Perguntar-se-á então se se trata de plantas espontâneas, colhidas com o saber antigo dos druidas ou se são cultivadas e bem cultivadas, adubadas e pulverizadas de insecticidas para crescerem bem e depressa, responderem à procura do mercado e encherem prateleiras de lojas especializadas. A autora inclina-se mais para esta segunda hipótese.
Depois, em tom interrogativo, regressa à associação entre "natural" e "bom", afirmando que esta ideia releva de um antropocentrismo muito entranhado nas religiões e nas culturas... e que mesmo a natureza nos oferece uma panóplia de substâncias perigosas para a saúde e vida dos seres humanos, apresentando vários exemplos dessas substâncias e fazendo uma síntese da evolução do conhecimento popular relativo à flora e à sua utilização para fins farmacológicos, terapêuticos e medicinais. A este propósito é dito: o respeito pela história dos saberes populares ou de vultos do passado não nos pode levar a concluir que é melhor chupar o salgueiro quando se tem dores, em vez de tomar uma aspirina de síntese, ou procurar fungos para combater uma infecção com bactérias, em vez de tomar um antibiótico. (...)
Portanto, todos os produtos "naturais", "plantas", "suplementos alimentares", mesmo sendo vendidos nas farmácias, o que lhes confere uma dignidade técnica e científica indesmentível, estão no mercado tendo apenas declarado que existem no Ministério da Agricultura e, embora sejam usados para fins medicamentosos, não têm qualquer dossiê nem de eficácia, nem de toxidade. Longe de estarem diabolizados como acontece aos medicamentos, a sua propagação assenta numa base culturalmente bem sólida.
Assim, para Isabel do Carmo, este é o mundo das nossas populações urbanas, escolarizadas, de um grupo etário dos jovens aos jovens-adultos e pelos vistos com poder de compra para frequentar os múltiplos pontos de comércio destes produtos. (...) Tudo o que vem atrás tem sido revestido de explicações "científicas", indo buscar palavras da esfera da ciência, como seja "energia" (...), com um significado quase cabalístico... O aspecto placebo é aqui de grande importância...
Agora temos a fachada científica a funcionar em pleno.

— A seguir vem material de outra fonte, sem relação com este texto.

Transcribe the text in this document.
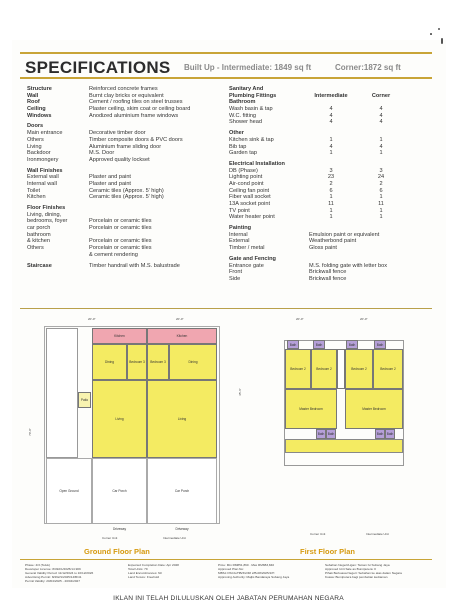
SPECIFICATIONS Built Up - Intermediate: 1849 sq ft	Corner:1872 sq ft
Structure	Reinforced concrete frames
Wall	Burnt clay bricks or equivalent
Roof	Cement / roofing tiles on steel trusses
Ceiling	Plaster ceiling, skim coat or ceiling board
Windows	Anodized aluminium frame windows
Doors
Main entrance	Decorative timber door
Others	Timber composite doors & PVC doors
Living	Aluminium frame sliding door
Backdoor	M.S. Door
Ironmongery	Approved quality lockset
Wall Finishes
External wall	Plaster and paint
Internal wall	Plaster and paint
Toilet	Ceramic tiles (Approx. 5' high)
Kitchen	Ceramic tiles (Approx. 5' high)
Floor Finishes
Living, dining,
bedrooms, foyer	Porcelain or ceramic tiles
car porch	Porcelain or ceramic tiles
bathroom
& kitchen	Porcelain or ceramic tiles
Others	Porcelain or ceramic tiles
& cement rendering
Staircase	Timber handrail with M.S. balustrade
Sanitary And
Plumbing Fittings	Intermediate	Corner
Bathroom
Wash basin & tap	4	4
W.C. fitting	4	4
Shower head	4	4
Other
Kitchen sink & tap	1	1
Bib tap	4	4
Garden tap	1	1
Electrical Installation
DB (Phase)	3	3
Lighting point	23	24
Air-cond point	2	2
Ceiling fan point	6	6
Fiber wall socket	1	1
13A socket point	11	11
TV point	1	1
Water heater point	1	1
Painting
Internal	Emulsion paint or equivalent
External	Weatherbond paint
Timber / metal	Gloss paint
Gate and Fencing
Entrance gate	M.S. folding gate with letter box
Front	Brickwall fence
Side	Brickwall fence
20'-0"	20'-0"
70'-0"
Patio
Kitchen	Kitchen
Dining	Bedroom 3	Bedroom 3	Dining
Living	Living
Open Ground	Car Porch	Car Porch
Driveway	Driveway
Corner Unit	Intermediate Unit
Ground Floor Plan
20'-0"	20'-0"
45'-6"
Bath	Bath	Bath	Bath
Bedroom 2	Bedroom 2	Bedroom 2	Bedroom 2
Master Bedroom	Master Bedroom
Bath	Bath	Bath	Bath
Corner Unit	Intermediate Unit
First Floor Plan
Phase: 4/3 (Teluk)
Developer License: 8/492/1/2025/14.909
General Validity Period: 11/12/2024 to 10/12/2026
Advertising Permit: 8/492/1/2025/14/B/41
Permit Validity: 20/04/2025 - 20/04/2027
Expected Completion Date: Apr 2028
Total Units: 79
Land Encumbrances: Nil
Land Tenure: Freehold
Price: Min RM851,860 · Max RM883,840
Approved Plan No:
MBSJ.OSC/L/HB/3/2/48 2/B-08/2025/1/H
Approving Authority: Majlis Bandaraya Subang Jaya
Sebahan Negeri/Ligan: Taman Ivi Subang Jaya
Approved Unit Sale as Bumiputera: 0
Pihak Berkuasa Negeri: Sebahan ke atas dalam Negara
Kuasa: Bumiputera bagi pembelian kediaman
IKLAN INI TELAH DILULUSKAN OLEH JABATAN PERUMAHAN NEGARA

É o caso das intolerâncias ao glúten e à lactose, da dieta paleolítica e a pesquisa (utilizando aparelhos e tecnologias) de défices causadores de doenças presentes e futuras.
O artigo termina com uma reflexão sobre a literária em saúde, e aqui a questão coloca-se ao nível da informação do conhecimento que é fornecida para o público em geral. Reconhecendo que tem sido realizado um esforço considerável, a verdade é que os alunos actuais têm muita mais informação do que os seus pais e avós.
* esta questão do "natural" relembra-me outra moda vigente e rentável - a da agricultura "biológica". Mas então não é toda a agricultura biológica?